We’ve all been there before—you’re enjoying a blissful day on the open road without a care in the world, when suddenly, a dark sky looms on the horizon. Be it rain or more severe conditions, a storm can put a daunting damper on your adventure. Here are some tips to help you cope and get home safe!
Rain is the most common (and most hated) plight of the two-wheeled enthusiast. It limits visibility, reduces traction, and generally takes the fun out of a good day’s ride.
When the first drops start to fall, you should be at your most heightened awareness. The beginning of a rainstorm causes any residual oil in the asphalt to leach out, making for exceptionally slick conditions.
Be gentle on your throttle inputs and practice progressive braking. Instead of grabbing a handful all at once, give slight pressure to the front brake lever before going for an aggressive stop. This will load up the front tire to give you a better planted contact patch, and in turn, better traction.
When it comes time to turn, make a habit of hanging off the bike more instead of leaning with it. When you shift the mass of your upper body off the bike, your weight helps carry the bike through a turn while keeping the bike upright and stable.
Also, make sure you’re adding more stopping distance to your line of sight, and pay close attention to painted lines in the road. Any painted surface becomes exponentially more slippery when wet!
It’s also important to keep yourself protected with waterproof riding gear. Not only will it keep you dry and comfortable, it’ll help preserve your alertness. When non-waterproof clothing gets wet, it aggressively wicks heat out of your body (which is compounded by windspeed). Being soaking wet on a 70-degree day can turn into a frigid proposition if you’re traveling down the highway! And when your body is cold, your reaction time is slowed significantly, so stay dry and stay safe!

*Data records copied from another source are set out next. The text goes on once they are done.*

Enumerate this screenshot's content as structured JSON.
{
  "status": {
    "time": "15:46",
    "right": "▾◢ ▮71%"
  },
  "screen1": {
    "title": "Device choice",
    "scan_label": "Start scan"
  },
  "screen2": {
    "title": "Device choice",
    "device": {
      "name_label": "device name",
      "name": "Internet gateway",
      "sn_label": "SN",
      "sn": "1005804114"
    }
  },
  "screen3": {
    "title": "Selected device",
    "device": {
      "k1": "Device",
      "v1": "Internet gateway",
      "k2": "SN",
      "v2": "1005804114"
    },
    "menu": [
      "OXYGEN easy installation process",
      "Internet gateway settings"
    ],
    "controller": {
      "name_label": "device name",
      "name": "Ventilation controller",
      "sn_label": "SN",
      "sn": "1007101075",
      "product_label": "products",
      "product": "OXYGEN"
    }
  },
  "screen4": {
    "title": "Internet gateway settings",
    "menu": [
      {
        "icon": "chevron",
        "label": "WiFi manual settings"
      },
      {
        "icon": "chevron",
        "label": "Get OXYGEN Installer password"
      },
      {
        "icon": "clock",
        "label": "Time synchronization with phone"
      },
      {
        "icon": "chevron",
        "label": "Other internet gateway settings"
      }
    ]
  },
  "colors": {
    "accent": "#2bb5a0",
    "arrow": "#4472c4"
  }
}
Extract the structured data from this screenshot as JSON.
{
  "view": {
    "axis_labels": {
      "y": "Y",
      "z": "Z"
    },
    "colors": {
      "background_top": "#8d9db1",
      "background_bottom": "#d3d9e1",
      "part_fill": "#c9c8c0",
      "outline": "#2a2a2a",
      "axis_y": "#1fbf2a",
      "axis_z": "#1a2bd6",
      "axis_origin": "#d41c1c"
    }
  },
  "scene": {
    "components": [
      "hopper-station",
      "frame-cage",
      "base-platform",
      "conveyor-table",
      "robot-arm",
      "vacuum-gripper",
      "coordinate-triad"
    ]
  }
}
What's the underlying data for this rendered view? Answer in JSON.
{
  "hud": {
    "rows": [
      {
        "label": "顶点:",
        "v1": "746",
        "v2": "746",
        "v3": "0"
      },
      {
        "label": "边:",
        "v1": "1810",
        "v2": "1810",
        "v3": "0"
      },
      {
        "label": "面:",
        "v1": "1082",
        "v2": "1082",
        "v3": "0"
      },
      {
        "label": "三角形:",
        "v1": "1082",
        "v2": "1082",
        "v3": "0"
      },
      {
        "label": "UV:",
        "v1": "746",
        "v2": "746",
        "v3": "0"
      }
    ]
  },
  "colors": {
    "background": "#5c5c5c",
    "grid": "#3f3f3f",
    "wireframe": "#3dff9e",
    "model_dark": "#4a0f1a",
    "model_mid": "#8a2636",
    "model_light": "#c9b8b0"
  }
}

Another bane to us riders is the wind—it’s the invisible surprise that can make for a sketchy ride.
The biggest issues are crosswinds that suddenly catch you off guard. If you’re riding, say, in a mountainous area and it opens up to a clearing, it’s likely that gusts may blow through the change in topography.
Also be on alert when crossing bridges, especially if they’re in coastal areas. Marine weather patterns are more likely to whip up strong winds. The trees are your biggest resource in trying to predict this sudden change, so if you see them swaying in a particular direction ahead of you, it’s a good indication that a gust is coming. If you do find yourself caught in one, stick your knee out into the direction of the wind. This will act like a sail and help keep you upright as it pulls you into the gust.
Snow is one of the biggest challenges to a rider and should be avoided if at all possible. The first dusting and few inches of snow are incredibly slick and can defeat even the best anti-lock brakes and traction control systems.
I’ve heard a lot of people say, “Oh, I’ll just buy some knobby tires and ride all winter,” but that doesn’t necessarily check out. In deep snow, they function well to some degree, but in most situations, the snowpack is shallow enough that you end up making contact with the asphalt and sliding around.
If you do find yourself dashing through the snow, the biggest consideration is your throttle. Be incredibly gentle with your inputs, as any sort of snap acceleration will likely send the rear end drifting.
It’s also very important to keep a healthy bubble of space between you and the other cars—even if that means riding in the far-right lane with the hazards on. Everyone’s ability to maneuver is affected in the snow, so make sure there’s a good margin for error. Also, when in doubt, stay home or stay put! Whenever you feel unsure about the conditions, it’s better to air on the side of caution than to take an unnecessary risk.
Riding in bad weather can seem scary, but with some caution and consideration, it doesn’t have to put an end to your riding! Safe travels!